30.1.08

A voz na televisão

Por Baptista-Bastos
SENTEI-ME PARA ESCREVER um texto saudoso e álacre sobre a Ava Gardner. Acabara de rever, em DVD, A Condessa Descalça, o filme em que Mankiewicz iluminou, vital, os seios míticos e as ancas essenciais da então chamada "o mais belo animal do mundo". Pensava ilustrar a beleza renascentista da imensamente adorada, aplicando, à imaginada crónica, um breve toque intelectual, com uma citação de Shakespeare, que, no Hamlet, faz dizer a Horácio: "Há mais coisas entre o céu e a terra do que supõe a nossa vã filosofia." Há; melhor: havia - a Ava Gardner, síntese de todas as deusas voláteis e etéreas. Os adjectivos não eram maus, pensei, sacudido por áspera nostalgia de mim próprio.
Preparava-me, pois, para comover, levemente embora, os leitores da minha geração, acaso de outras, com estes abandonos líricos, eis senão quando uma voz na televisão, lá dentro, atraiu a minha malvada curiosidade e desviou-me do saudoso intento.
Que dizia a voz, assim tão importante, que sobrelevava as instâncias dos meus impulsos de autor de imprensa? Era um homem. E fazia troça cruel de quem dele desacordava: de sindicatos, de jornalistas, de comentadores, de todos os partidos que não o seu, mas também de alguns daqueles, iguais comungantes, em atrito com o que ele fazia. Não percebi muito bem onde o homem falava: congresso, reunião, assembleia, igreja? Sei que o homem estava a deixar-nos para trás; e não há nada mais penoso do que sermos deixados para trás.
O homem na televisão era somente voz: voz que apenas a si mesmo ouvia; voz inevitável para ela própria; voz impessoal, velha, fatigada como uma solenidade, inconvicta, em pleno processo de desumanização. O homem falava para se ouvir. Falava; não estava a dizer nada.
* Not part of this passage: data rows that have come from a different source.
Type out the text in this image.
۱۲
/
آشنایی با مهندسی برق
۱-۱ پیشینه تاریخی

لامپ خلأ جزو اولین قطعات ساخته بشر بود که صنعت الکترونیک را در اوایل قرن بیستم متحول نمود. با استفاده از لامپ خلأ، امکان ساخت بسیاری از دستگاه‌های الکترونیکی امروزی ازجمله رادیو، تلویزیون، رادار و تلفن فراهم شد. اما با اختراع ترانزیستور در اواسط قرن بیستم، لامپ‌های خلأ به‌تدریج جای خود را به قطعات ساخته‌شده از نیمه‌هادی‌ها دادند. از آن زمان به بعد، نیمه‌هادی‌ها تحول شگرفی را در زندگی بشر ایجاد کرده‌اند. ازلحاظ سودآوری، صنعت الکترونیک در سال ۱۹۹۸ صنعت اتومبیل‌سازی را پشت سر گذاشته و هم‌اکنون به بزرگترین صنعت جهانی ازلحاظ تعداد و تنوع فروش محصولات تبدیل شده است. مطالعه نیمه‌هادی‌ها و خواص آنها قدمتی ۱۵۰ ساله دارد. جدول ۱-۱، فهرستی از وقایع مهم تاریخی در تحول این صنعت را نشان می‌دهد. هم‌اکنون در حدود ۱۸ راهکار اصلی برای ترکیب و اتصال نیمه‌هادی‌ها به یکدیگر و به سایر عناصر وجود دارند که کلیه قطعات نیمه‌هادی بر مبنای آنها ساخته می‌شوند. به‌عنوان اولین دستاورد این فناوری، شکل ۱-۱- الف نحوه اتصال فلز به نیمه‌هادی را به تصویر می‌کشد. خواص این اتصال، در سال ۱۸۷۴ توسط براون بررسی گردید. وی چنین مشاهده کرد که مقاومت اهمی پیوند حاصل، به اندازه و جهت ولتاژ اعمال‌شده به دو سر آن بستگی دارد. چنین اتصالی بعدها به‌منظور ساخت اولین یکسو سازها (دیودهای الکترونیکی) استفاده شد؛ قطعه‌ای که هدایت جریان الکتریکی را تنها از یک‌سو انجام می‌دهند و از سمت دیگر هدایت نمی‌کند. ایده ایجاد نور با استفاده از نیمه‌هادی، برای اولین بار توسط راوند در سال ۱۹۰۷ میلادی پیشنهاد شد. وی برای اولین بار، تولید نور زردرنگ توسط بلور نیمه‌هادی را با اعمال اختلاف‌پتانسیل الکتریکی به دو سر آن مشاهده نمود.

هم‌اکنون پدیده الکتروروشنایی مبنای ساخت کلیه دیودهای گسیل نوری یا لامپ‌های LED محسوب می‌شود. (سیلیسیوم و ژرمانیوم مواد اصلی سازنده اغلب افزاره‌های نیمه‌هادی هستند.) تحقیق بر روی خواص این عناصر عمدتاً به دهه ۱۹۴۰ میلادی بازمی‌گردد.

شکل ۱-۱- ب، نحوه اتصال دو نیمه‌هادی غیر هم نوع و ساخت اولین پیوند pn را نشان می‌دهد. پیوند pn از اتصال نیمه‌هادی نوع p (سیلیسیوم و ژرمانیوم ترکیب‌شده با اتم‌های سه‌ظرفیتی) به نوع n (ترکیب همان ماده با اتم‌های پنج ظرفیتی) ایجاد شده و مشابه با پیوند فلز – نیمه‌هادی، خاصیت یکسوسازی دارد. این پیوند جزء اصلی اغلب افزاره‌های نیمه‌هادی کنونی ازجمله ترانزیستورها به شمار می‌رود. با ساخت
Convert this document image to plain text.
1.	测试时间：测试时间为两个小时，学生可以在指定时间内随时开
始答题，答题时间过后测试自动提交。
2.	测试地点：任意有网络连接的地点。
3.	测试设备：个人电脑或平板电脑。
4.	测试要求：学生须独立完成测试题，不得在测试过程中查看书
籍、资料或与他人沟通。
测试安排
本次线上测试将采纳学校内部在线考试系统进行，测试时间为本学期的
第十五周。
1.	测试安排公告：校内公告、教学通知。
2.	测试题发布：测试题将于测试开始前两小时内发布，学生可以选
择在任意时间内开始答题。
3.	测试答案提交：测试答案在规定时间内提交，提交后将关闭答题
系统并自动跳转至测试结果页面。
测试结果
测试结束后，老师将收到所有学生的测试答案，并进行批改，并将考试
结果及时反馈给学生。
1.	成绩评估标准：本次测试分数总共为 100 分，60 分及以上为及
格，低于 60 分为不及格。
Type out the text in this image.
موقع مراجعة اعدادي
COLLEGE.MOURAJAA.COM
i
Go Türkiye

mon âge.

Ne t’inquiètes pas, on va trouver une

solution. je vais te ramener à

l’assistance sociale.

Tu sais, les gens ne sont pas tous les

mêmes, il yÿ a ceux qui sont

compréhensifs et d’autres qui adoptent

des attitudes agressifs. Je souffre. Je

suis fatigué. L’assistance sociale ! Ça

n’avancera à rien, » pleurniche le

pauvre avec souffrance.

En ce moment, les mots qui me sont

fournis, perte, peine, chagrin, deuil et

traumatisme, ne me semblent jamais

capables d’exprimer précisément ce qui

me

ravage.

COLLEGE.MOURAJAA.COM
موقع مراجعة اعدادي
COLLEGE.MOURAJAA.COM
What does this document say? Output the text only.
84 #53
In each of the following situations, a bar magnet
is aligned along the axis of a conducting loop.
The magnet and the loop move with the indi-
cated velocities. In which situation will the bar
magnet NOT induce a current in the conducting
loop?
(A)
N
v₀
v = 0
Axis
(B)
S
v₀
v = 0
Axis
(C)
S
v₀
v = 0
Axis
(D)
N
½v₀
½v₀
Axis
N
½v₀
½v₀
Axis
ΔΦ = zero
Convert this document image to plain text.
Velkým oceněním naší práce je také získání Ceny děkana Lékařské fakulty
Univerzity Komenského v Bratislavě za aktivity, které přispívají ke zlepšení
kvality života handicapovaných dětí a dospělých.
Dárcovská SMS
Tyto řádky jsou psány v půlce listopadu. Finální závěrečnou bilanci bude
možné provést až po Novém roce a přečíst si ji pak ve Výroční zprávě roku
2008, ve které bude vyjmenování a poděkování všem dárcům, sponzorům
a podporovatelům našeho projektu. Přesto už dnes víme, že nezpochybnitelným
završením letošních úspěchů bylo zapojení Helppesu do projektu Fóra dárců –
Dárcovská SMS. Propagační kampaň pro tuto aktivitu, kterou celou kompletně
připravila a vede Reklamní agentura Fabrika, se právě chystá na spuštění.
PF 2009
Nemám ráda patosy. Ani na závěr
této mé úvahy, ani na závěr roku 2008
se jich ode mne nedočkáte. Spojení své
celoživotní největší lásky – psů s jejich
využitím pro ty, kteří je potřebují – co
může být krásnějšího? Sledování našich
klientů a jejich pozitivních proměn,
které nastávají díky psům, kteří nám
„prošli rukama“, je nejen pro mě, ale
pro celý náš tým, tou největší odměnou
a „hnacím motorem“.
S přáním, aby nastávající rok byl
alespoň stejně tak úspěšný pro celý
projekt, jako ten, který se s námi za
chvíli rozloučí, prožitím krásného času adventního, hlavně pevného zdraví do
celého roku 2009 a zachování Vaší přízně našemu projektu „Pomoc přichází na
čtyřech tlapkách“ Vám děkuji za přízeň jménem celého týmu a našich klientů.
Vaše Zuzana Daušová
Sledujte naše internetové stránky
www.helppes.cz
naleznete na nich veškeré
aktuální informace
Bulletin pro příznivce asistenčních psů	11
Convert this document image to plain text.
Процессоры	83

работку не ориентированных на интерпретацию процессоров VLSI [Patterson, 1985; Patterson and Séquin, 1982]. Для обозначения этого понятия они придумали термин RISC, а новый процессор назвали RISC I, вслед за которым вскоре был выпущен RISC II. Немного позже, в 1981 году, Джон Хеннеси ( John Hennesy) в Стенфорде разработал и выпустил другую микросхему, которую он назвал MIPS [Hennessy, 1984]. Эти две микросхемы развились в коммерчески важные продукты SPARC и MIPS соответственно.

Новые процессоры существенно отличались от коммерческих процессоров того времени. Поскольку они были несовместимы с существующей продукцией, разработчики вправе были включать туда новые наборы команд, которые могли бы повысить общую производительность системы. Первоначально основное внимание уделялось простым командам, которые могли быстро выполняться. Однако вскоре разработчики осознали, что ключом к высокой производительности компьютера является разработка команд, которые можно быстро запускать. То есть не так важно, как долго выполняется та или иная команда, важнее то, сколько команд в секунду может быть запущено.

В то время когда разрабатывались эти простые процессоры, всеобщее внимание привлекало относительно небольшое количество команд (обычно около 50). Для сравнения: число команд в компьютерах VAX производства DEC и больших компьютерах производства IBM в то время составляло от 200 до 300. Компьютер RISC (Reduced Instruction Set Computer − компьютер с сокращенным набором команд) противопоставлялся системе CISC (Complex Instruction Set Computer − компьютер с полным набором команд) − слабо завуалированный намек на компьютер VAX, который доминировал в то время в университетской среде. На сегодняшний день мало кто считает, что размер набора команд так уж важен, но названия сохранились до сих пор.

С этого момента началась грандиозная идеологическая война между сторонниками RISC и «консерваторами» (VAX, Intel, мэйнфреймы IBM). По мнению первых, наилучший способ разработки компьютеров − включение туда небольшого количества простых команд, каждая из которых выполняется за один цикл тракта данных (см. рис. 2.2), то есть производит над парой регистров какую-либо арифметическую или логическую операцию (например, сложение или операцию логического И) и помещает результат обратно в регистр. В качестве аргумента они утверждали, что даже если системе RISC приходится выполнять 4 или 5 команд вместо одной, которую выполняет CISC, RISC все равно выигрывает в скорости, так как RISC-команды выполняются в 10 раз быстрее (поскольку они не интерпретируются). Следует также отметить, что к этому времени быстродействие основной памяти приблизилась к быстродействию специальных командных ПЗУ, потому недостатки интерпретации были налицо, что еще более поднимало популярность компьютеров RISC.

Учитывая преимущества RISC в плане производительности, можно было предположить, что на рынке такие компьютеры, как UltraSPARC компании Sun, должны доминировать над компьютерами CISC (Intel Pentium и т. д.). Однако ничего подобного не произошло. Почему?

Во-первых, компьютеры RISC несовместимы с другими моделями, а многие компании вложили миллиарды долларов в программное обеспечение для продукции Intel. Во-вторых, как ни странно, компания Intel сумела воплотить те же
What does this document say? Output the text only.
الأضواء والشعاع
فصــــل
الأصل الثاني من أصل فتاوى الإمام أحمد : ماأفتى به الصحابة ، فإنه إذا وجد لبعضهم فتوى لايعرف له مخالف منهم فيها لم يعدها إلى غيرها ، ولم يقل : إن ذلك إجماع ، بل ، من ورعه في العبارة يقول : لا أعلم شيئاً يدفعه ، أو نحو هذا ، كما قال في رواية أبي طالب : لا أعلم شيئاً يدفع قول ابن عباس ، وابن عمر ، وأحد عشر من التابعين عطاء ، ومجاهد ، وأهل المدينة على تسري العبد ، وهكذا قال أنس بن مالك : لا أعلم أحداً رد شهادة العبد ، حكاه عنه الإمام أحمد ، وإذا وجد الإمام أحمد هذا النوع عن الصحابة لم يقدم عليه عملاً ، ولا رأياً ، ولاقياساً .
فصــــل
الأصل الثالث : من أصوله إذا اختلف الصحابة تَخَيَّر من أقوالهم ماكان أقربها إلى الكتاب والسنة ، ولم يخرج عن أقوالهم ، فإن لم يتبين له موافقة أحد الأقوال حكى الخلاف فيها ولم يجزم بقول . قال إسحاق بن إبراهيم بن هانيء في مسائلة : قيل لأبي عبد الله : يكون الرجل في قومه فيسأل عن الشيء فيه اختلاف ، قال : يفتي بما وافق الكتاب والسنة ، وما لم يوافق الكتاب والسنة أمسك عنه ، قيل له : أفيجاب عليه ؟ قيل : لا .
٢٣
Elogiava-se e ao Governo que dirigia. Na Saúde, na Justiça, na Economia, na Cultura, no Emprego, na Educação, nas Obras Públicas, tudo deslizava, com suavidade, para o irreversível ponto de exclamação que será a sociedade próspera e abundante. O absurdo atingia a dimensão da inconsciência abjecta. O homem na televisão deixara de o ser: era, unicamente, voz. Voz efémera, que desembarcava numa auto-admiração inviolável; voz de catálogo turístico.
As vozes humanas possuem cor, luminosidade, magia, transcendência, grandeza, música, presença física. A voz do homem na televisão era dissimulada, quadrada e cava. Uma mentira instantânea que se repetia sem perdão. Um eco do oco.
Regressei à Condessa Descalça e à memória da frase de Bogart: "A ilusão procura sempre dar solidez ao vento." Ia para continuar. Mas o meu espaço é este. Que o homem fique com a sua voz; eu, com a minha repulsa. E por aqui me fecho, como diria mestre Camilo.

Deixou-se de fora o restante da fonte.